Je trouve cette alliance profondément inquiétante, précisément parce qu'elle prouve que l'efficacité tactique peut transcender des divergences idéologiques que l'on croyait irréconciliables. Le jour où des ennemis idéologiques choisissent de s'unir contre un État failli, cet État a déjà perdu une bataille bien plus importante que celle du terrain.

Ce que révèle l'enquête du Monde sur cette alliance

Une coordination qui remonte à plusieurs mois

Selon l'enquête du Monde, cette coopération entre jihadistes et séparatistes touaregs ne date pas de l'offensive de juillet, mais s'est construite progressivement depuis plusieurs mois, à travers des accords tacites de non-agression puis des opérations conjointes de plus en plus ambitieuses. Cette temporalité longue démontre qu'il ne s'agit pas d'un accident tactique ponctuel, mais d'une stratégie mûrie et délibérée des deux côtés.

Les journalistes du Monde ont documenté comment cette alliance s'est structurée autour d'un objectif commun clairement identifié : renverser, ou à défaut affaiblir durablement, la junte militaire dirigée depuis Bamako. Cet objectif partagé a suffi à surmonter, au moins temporairement, des décennies de méfiance réciproque entre mouvements islamistes et séparatistes laïques dans la région.

Un précédent qui inquiète les analystes régionaux

Cette convergence documentée entre le JNIM et le FLA constitue, selon plusieurs analystes cités dans la presse spécialisée, un précédent potentiellement contagieux pour d'autres théâtres sahéliens, du Burkina Faso au Niger, où des dynamiques similaires entre groupes armés aux motivations différentes pourraient émerger si les circonstances politiques locales s'y prêtent.

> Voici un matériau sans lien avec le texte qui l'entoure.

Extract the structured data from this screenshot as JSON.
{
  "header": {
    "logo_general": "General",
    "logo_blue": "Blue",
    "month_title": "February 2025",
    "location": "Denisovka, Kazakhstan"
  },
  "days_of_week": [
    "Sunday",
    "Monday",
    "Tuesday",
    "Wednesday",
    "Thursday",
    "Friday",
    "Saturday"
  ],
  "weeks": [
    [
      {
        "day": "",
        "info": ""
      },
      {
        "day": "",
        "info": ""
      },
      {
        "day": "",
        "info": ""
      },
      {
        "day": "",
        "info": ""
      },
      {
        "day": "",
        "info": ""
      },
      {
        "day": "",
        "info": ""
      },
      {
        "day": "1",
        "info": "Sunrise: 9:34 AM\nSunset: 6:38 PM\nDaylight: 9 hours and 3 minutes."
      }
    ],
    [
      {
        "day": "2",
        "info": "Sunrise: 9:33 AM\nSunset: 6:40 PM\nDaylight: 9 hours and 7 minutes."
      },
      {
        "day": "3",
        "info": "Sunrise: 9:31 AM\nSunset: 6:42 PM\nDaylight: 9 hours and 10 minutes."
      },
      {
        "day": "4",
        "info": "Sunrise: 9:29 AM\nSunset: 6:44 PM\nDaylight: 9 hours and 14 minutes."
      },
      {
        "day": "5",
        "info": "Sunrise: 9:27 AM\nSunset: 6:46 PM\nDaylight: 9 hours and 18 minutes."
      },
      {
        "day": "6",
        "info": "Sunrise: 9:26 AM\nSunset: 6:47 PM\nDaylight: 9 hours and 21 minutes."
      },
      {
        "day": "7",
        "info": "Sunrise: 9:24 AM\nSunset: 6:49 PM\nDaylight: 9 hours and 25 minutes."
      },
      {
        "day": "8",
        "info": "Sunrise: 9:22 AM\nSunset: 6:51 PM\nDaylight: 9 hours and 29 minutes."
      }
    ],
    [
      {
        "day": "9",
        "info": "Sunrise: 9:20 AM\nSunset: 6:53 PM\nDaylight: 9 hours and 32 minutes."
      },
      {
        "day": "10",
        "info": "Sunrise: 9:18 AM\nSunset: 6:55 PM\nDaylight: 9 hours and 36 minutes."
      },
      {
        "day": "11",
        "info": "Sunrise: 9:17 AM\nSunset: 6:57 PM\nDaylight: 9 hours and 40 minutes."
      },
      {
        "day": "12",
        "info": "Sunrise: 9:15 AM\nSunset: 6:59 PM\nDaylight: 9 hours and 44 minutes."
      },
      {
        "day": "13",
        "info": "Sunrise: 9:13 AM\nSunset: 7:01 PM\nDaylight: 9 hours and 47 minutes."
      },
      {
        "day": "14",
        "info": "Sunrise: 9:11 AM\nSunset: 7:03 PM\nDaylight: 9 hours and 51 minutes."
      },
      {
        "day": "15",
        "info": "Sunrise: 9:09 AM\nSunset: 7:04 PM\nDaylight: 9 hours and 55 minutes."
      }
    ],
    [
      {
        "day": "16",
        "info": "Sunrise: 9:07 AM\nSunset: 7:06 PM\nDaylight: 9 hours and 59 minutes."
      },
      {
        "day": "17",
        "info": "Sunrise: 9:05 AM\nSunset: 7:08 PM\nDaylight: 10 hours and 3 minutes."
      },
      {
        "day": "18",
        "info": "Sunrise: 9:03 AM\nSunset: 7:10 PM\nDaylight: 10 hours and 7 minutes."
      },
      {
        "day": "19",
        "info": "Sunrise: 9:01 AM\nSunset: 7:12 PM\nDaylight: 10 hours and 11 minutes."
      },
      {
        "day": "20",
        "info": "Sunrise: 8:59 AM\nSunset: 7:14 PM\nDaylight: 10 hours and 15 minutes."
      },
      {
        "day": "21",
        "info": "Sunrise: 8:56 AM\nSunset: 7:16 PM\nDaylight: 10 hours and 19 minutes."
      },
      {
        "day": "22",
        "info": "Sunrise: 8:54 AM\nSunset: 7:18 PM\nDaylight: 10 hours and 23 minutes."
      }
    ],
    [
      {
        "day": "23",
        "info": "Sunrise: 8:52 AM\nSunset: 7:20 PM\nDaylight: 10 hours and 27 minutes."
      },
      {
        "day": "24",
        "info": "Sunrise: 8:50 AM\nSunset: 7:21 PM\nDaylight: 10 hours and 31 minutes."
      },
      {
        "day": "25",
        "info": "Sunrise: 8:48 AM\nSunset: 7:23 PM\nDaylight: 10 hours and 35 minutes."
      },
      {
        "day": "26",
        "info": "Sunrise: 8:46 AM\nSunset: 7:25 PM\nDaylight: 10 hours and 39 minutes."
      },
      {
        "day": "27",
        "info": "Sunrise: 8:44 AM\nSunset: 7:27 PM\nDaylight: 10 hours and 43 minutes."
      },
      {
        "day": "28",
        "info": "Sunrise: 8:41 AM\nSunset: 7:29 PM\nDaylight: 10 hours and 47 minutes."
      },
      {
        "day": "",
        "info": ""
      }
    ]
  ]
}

Ce précédent malien mérite, à ce titre, une attention particulière de la part des services de renseignement occidentaux et des organisations régionales comme la CEDEAO, qui doivent désormais intégrer cette hypothèse de coopérations tactiques inter-mouvements dans leurs évaluations de risque pour l'ensemble de la bande sahélienne.

Une enquête journalistique comme celle du Monde vaut parfois plus que dix rapports de renseignement officiels, parce qu'elle documente, sur le terrain, une réalité que les gouvernements préfèrent souvent minimiser. Cette alliance méritait d'être nommée clairement, et c'est exactement ce que ce travail journalistique a permis de faire.

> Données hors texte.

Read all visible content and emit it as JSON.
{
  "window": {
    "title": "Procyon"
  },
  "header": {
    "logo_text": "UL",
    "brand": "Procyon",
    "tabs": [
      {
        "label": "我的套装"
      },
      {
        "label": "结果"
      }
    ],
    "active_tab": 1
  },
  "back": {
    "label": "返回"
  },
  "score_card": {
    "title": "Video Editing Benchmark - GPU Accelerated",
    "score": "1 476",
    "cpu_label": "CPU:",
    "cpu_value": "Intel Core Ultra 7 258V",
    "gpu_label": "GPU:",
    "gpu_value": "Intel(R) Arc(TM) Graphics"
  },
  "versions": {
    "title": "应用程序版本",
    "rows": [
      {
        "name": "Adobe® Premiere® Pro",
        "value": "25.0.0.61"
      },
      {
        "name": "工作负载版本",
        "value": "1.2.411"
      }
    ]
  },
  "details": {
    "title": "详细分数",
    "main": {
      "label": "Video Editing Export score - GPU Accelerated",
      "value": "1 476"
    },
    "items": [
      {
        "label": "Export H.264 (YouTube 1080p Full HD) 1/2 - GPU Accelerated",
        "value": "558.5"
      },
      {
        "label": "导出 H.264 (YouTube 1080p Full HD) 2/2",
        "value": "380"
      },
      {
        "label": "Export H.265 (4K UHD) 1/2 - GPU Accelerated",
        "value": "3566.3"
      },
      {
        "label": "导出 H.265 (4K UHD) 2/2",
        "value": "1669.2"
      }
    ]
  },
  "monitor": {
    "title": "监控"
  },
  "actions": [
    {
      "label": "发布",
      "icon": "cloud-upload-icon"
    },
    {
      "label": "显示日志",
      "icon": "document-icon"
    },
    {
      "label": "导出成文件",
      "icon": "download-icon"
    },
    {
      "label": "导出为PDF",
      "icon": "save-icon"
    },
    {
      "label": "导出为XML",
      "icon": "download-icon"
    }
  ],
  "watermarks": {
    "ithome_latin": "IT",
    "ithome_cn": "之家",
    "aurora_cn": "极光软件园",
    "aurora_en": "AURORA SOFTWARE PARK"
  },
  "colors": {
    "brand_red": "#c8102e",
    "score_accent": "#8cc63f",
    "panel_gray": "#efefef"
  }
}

Kidal, la première victoire commune qui a tout changé

Un assassinat qui a marqué un tournant

L'offensive d'avril 2026, qui a permis au FLA et au JNIM de s'emparer de Kidal tout en assassinant le ministre malien de la Défense lors d'un raid sur l'aéroport de Bamako, reste l'épisode fondateur de cette alliance tactique. Cette double opération, à la fois territoriale et ciblée politiquement, a démontré une sophistication opérationnelle qui a surpris les observateurs les plus expérimentés du dossier sahélien.

L'assassinat d'un ministre en exercice, dans la capitale même, constitue un acte d'une gravité politique considérable, qui dépasse largement le cadre d'une simple prise de territoire dans une région reculée. Ce choix de cibler directement le pouvoir central à Bamako, plutôt que de se contenter de gains territoriaux dans le nord, révèle une ambition stratégique qui va bien au-delà de la seule cause indépendantiste touarègue.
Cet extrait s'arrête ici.